[voiserPlayer]
Bilir misiniz kurt sürülerini? Tek sıra halinde gezerler. En arkada en güçlüleri. Onların hemen önünde de sürünün en zayıfları. Neden böyledir, bilir misiniz?
[Sessizlik]
Kurt sürüsüne arkadan saldırırlar da ondan. Sadece arkadan. Sürüyü korumak, saldırıyı ilk göğüsleyen olmak için arkada durur en güçlüler. Kendini gerekirse gözünü kırpmadan feda etmek için. Biz de öyleydik. Sürüyü koruyan, kollayan o kurtlardık.
He ya.
Tehlikeleri ilk biz göğüsledik. Can aldık, can verdik. Aile kurmadık. Ana, baba, akrabaları unuttuk.
He ya.
Şimdi şu halimize bak. Sürüden kovulduk. Kurttuk, kuzu olduk. Yabana salındık. Çakal sürülerine yem edildik.
He ya.
Fedakarlıklarımızın karşılığı bu mu olacaktı? Reva mı bu bize? Reva mı?
Değil ya.
Cefayı biz çektik. İşgaller başladığında ilk karşı koyan kimdi? İlk örgütlemeyi yapan. Biz İttihatçılar değil miydik? Anadolu’da askeri terhis etmeyen. Silah saklayan. Çeteleri silahlandıran. Cephede İttihatçı subaylar, cephe gerisinde İttihatçı memurlar ve İttihatçı eşrafla kazanılmadı mı bu zafer?
He ya.
Sarı Paşa biz olmasaydık bir şey yapabilir miydi Allah aşkına?
He ya.
Kara Kemal Bey’in İstanbul’da yaptıklarını bilmeyen mi var? Anadolu’ya kaç adam kaçırdı. Silah. Bunu İngilizin burnunun dibinde yaptı. Kelle koltukta gezdi. Şimdi nerede bilen var mı?
Nerededir Küçük Efendi?
Bilen yok mu? Mesadet Hanı’nda tacir. Evet o koca kurt. O meşhur İaşe Nazırı Kara Kemal. Heybetinden aslanların titrediği o adam. O koca kurt şimdi Mesadet Hanı’nda üç beş kuruşun derdinde. Versene İktisat Nazırlığını veya Ticareti. Hem memleket iktisadi bir mücadele içinde iken.
Yazık. Çok yazık.
Sarı Paşa etrafını yalakalarla doldurmuş. Mübadele ile gönderilen Rumların kalan mallarını onlara peşkeş çekmiş. Yağmalamalarına göz yummuş. Ne içindi bunlar Sarı Paşa? Şahsi diktatörlüğünü tesis için mi? Yazık ettin kendine. Yazık ettin memlekete.
Yazık. Çok yazık.
Düşman kalmadı öyle mi? Şimdi iç düşmanlar mı yarattın kendine? İttihatçılar mı düşmanın? Kim? Takrir-i Sükun da neyin nesi? Gazetecileri İstiklal Mahkemelerine vermek.
Yazık.
Müsterih olunuz arkadaşlar. Çok şükür daha ölmedik. Bu bilekler hala silah tutuyor. Bu kalp hala çarpıyor. Bizden alınanı geri alacağız. Tekrar adamlar asacağız. Tekrar karınlar deşeceğiz. Tekrar kafalara sıkacağız. Böyle ot gibi yaşamaya devam etmeyeceğiz. Paşalar bizimle. Mebuslar. Halk arkamızda. Hakkımızı mutlaka geri alacağız. Bunun için gerekirse öleceğiz, gerekirse öldüreceğiz.

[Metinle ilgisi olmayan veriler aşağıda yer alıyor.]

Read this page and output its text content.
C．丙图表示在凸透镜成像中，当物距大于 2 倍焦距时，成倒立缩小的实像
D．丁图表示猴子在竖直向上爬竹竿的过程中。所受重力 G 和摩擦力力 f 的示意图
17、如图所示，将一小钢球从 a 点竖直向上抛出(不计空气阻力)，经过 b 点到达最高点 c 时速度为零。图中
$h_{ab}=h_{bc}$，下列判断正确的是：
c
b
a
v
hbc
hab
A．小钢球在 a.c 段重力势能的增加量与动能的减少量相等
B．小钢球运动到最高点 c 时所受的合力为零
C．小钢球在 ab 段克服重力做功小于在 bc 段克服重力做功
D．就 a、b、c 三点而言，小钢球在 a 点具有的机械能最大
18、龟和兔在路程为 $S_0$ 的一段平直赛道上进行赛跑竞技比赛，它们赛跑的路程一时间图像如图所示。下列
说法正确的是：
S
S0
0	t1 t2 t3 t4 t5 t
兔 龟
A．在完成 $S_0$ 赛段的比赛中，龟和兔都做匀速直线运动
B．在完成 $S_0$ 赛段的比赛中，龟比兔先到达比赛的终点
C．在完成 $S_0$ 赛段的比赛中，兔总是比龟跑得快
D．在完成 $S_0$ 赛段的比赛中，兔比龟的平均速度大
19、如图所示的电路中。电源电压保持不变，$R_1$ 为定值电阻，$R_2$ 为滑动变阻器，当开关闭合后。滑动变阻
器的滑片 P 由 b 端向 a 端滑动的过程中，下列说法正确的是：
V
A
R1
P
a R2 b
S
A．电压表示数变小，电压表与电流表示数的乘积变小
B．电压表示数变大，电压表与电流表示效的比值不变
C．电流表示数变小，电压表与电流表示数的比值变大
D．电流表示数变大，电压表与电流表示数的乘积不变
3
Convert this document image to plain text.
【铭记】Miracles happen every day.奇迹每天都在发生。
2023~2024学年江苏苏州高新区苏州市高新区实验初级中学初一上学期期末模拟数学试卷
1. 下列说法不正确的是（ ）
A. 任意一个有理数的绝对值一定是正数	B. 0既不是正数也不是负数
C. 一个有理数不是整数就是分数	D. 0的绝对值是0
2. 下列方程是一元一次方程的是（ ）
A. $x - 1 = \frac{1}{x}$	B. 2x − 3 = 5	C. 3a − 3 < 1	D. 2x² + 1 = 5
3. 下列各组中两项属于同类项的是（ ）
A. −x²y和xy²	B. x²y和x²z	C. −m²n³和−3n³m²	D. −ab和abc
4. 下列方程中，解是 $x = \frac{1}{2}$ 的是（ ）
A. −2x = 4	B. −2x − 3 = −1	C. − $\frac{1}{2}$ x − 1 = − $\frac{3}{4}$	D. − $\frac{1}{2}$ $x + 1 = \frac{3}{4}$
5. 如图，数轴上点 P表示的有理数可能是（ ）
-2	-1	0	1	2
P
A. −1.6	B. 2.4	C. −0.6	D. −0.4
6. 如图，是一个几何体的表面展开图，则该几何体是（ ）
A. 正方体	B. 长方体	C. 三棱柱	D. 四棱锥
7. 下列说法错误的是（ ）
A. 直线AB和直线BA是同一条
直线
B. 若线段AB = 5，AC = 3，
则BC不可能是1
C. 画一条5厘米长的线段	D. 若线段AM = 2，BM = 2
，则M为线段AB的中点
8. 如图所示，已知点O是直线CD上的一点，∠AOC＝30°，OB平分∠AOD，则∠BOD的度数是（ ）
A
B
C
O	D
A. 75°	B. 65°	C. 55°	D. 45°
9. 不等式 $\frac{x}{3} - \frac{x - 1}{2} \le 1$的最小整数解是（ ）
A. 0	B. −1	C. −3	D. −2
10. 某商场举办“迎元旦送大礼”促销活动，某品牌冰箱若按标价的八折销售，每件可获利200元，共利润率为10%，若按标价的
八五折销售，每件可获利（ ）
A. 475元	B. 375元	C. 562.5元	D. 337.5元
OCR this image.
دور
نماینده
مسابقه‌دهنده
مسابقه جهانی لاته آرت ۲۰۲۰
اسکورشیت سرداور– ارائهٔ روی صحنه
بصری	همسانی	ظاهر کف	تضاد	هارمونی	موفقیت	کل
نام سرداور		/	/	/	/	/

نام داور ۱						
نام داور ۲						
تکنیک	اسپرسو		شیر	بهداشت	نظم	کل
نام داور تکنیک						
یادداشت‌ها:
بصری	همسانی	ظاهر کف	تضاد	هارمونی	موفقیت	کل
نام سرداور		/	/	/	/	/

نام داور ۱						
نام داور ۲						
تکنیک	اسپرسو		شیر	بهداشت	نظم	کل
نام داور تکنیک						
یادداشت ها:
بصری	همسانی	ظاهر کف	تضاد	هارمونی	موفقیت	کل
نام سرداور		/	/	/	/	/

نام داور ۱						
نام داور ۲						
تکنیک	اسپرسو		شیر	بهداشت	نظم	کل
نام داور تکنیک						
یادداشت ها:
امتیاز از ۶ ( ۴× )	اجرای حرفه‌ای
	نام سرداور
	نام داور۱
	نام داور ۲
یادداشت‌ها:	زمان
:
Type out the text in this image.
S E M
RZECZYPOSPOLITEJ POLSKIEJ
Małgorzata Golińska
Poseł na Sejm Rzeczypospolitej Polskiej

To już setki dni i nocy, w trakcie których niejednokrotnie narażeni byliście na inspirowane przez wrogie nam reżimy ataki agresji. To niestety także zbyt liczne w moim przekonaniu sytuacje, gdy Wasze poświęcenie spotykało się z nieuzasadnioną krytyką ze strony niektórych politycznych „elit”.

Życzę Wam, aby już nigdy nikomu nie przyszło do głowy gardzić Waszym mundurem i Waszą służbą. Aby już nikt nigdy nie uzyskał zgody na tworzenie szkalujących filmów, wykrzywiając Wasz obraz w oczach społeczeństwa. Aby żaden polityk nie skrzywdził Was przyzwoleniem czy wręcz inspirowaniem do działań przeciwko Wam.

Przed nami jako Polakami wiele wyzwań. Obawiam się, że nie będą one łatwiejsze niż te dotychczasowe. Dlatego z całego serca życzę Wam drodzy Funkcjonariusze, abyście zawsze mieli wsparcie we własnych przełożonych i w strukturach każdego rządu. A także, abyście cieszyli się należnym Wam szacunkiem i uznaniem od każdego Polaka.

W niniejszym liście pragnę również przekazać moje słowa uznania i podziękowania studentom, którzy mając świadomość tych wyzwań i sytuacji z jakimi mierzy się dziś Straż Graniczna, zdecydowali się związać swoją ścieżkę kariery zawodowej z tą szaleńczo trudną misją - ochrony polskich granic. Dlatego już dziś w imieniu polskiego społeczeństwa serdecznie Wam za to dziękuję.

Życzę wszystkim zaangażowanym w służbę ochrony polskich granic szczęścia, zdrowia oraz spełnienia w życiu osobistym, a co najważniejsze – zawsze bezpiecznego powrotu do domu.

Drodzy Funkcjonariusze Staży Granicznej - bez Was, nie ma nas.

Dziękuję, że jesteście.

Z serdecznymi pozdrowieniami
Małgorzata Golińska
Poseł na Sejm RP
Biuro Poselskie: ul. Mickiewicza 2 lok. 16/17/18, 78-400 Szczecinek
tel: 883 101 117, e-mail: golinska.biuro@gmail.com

Yaşa Abdülkerim. Yaşa yiğitler yiğidi.
…
Abdülkerim! Hoş geldin.
Hoş bulduk Kemal abi. Rahatsızlık verdik.
Estağfirullah. Buyur.
Estağfirullah abi. Ne buyurması. Haddimize mi. Abi zamanımız yok, hemen kaçmamız gerek.
Ne oldu ki?
Abi bir akılsızlık ettik. Daha vahimi sana kalleşlik ettik. Reyini almadık. İstişareni yapmadık. Eşşeklik ettik, seni bir işe bulaştırdık.
Beni neye bulaştırdınız?
Abi Ziya Hurşit’i bilirsin. Lazistan mebusu.
O maskarayı mı? Tabi bilirim. İyi bilirim hem de. Kumarbaz, dolandırıcı, şantajcının tekidir.
Abi onunla bir iki kişi Sarı Paşa’ya suikast için İzmir’de. Ancak büyük ihtimal yakalandılar. Ben öteceklerini sanmam. Ama bir ihtimal. Kabak bizim başımızda patlamasın.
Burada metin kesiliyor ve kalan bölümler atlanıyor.